The nation’s retailers suffered miserably through November as a modestly positive start to the holiday shopping season wasn’t strong enough to offset weak spending the rest of the month.
After posting two consecutive monthly sales gains after more than a year of declines, merchants collectively posted a surprise 0.3 percent decrease for November, compared with a year ago when business plummeted to historic lows as spooked shoppers clamped down after the financial meltdown. The sales decrease is an ominous sign for an economy in the early stages of a fragile recovery.
Now, the big worry is whether consumers won’t go back to the stores until the final hours before Dec. 25 as they wait for even bigger discounts in a season that many analysts had hoped would generate sales that would be unchanged from a year ago.
According to sales results announced Thursday, most stores including department store chains Macy’s Inc.,Children’s Place Retail Stores Inc., teen merchant Abercrombie & Fitch Co. and discounter Target Corp. posted sales declines. Warehouse club operator Costco Wholesale Corp. posted a sales gain, though it’s smaller than expected. Another exception was Limited Brands Inc., which runs Victoria’s Secret and Bath & Body Works. It reported a solid sales gain instead of the sales decrease that Wall Street projected.
The figures are based on sales at stores open at least a year and are considered a key indicator of a retailers’ health because they exclude the effects of store expansions or closings.
The 0.3 percent drop, according to the International Council of Shopping Centers-Goldman Sachs Index, is far worse than the original 5 to 8 percent growth forecast, which was whittled down to 3 to 4 percent gain earlier this week. The weak results come on top of a 7.7 percent drop a year ago.
“This suggests that consumers are still under a significant amount of pressure from unemployment and job worries,” Ken Perkins, president of retail research firm Retail Metrics.
After consumers showed some signs of life in September and October, merchants saw a sales lull throughout November until shoppers crowded stores and malls for the early morning specials for the day after Thanksgiving.
According to reports, however, shoppers were picky about what they bought for themselves and others, focusing on discounted basics like microwaves, boots and bed sheets over the holiday weekend. The hot areas were electronics and online shopping, which is not reflected in most of Thursday’s sales figures.
Economists say that depressed spending could persist for several years amid stubbornly high unemployment — now at 10.2 percent, the highest in 26 years.
Amid a challenging economy, Costco fared well, posting a 6 percent increase; results were less than the 8.1 percent gain that analysts surveyed by Thomson Reuters expected. However, half of that increase results from currency shifts and higher gas prices.
But discounter Target said that strong sales during Thanksgiving weekend were not enough to offset weak business the rest of the month, sending sales in stores open at least a year down 1.5 percent. The drop was bigger than the 0.5 percent drop analysts were expecting and were on top of the 10.4 percent decline in November 2008.
Discount retailer Fred’s Inc. posted a 3.3 percent decline, a bigger drop than the 1.6 percent decrease analysts predicted. The retailer said its pharmacy department was strong in the month but discretionary spending by consumers remained weak.

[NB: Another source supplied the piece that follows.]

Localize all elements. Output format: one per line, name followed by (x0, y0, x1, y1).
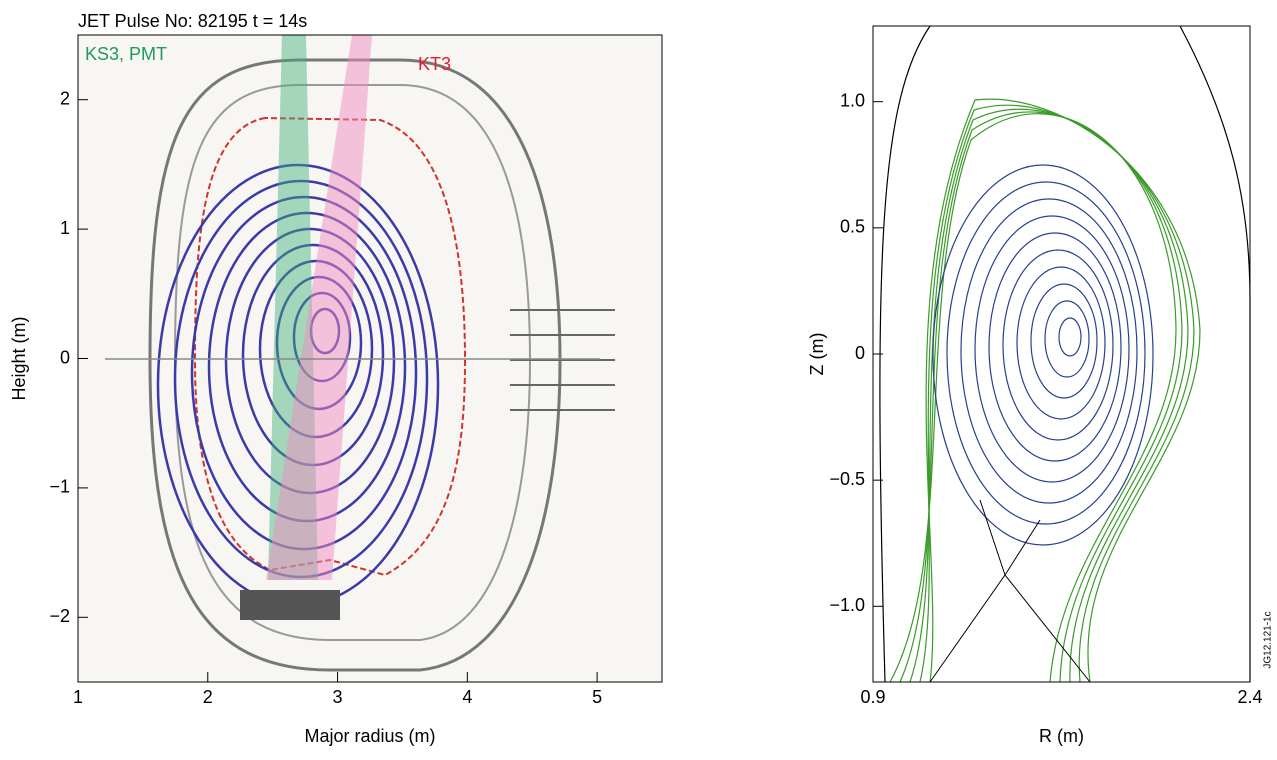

Consumers “utilized layaways to a much greater extent than last year, deferring recognition of those sales until December,” said CEO Bruce A. Efird.
Macy’s sales in stores open at least a year fell 6.1 percent in November, a bigger than analysts expected.
Macy’s said the month was hurt by a shift of a sales event and warm weather. Still, Macy’s said it had strong traffic early on Black Friday, the day after Thanksgiving when many Americans go shopping. Analysts had expected a 3.1 percent drop.
Abercrombie & Fitch’s woes continued, with sales falling 17 percent, much worse than the 9.3 percent decline analysts predicted.
But Limited posted a 3 percent sales gain, surpassing estimates from analysts who had expected a 2.5 percent decline.